Hepimiz Göçmeniz Platformu Şenol Karakaş: Irkçılığın öfkesine rağmen dayanışma duygumuz var. Ege Denizi ve sınırda gördüğümüz her fotoğraf bizi değişik duygulara sürüklüyor. Hepimiz göçmeniz derken olmayan bir şeyi söylemiyoruz. Türkiye’de ırkçılar,  devletin politikalarından aldıkları güçle saldırgan oluyorlar. İYİ Parti gibi göçmenlere aparat gibi bakanların  göçmenlere yönelik ırkçılığa katkıda bulunduğunu görmemiz gerekiyor. Şahane okullarda okuyorlar, iyi para alıyorlar söylemleri nasıl yalan çıktı gördük.
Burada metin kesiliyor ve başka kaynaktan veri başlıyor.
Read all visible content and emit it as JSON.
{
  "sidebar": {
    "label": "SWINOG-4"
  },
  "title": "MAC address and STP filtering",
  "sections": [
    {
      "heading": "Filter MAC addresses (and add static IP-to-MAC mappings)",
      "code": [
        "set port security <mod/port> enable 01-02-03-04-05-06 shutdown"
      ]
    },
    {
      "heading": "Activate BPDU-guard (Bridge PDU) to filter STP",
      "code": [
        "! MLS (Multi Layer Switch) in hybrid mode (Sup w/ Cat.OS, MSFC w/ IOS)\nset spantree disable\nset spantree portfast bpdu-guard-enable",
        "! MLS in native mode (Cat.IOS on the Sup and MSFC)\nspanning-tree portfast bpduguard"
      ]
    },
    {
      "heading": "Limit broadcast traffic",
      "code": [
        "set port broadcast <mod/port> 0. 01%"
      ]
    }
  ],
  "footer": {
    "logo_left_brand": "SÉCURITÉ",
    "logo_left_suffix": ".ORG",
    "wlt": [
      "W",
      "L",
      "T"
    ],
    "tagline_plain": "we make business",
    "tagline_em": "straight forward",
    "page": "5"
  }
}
Suriyeliler sınıra akın etmediler. Bunun nedenini iyi şartlarda yaşamalarından dolayı değil. Sınırda yaşanan zorluklar yüzünden akın etmediler. Demokratik ortamda bir geçiş sağlansa Türkiye’de bir tane göçmen kalmaz. Yaşam şartları hakkındaki yalanlar ortada. Maraş'taki olaylara bakalım; devletten yüz bulup göçmenlere saldırıyorlar. Savaştan, ev kiralarının artışından, ekonomik krizden sorumlu olarak Suriyelileri sorumlu tutuyorlar ama bunlardan devlet sorumludur. Türkiye göçmenlere mültecilik hakkını tanımalıdır. Almanya’da bir yürüyüş var, Yunanistan da var Türkiye’de de ortalık ırkçılıktan ibaret değil. Dayanışmayı fiziken geliştirmek gerekiyor.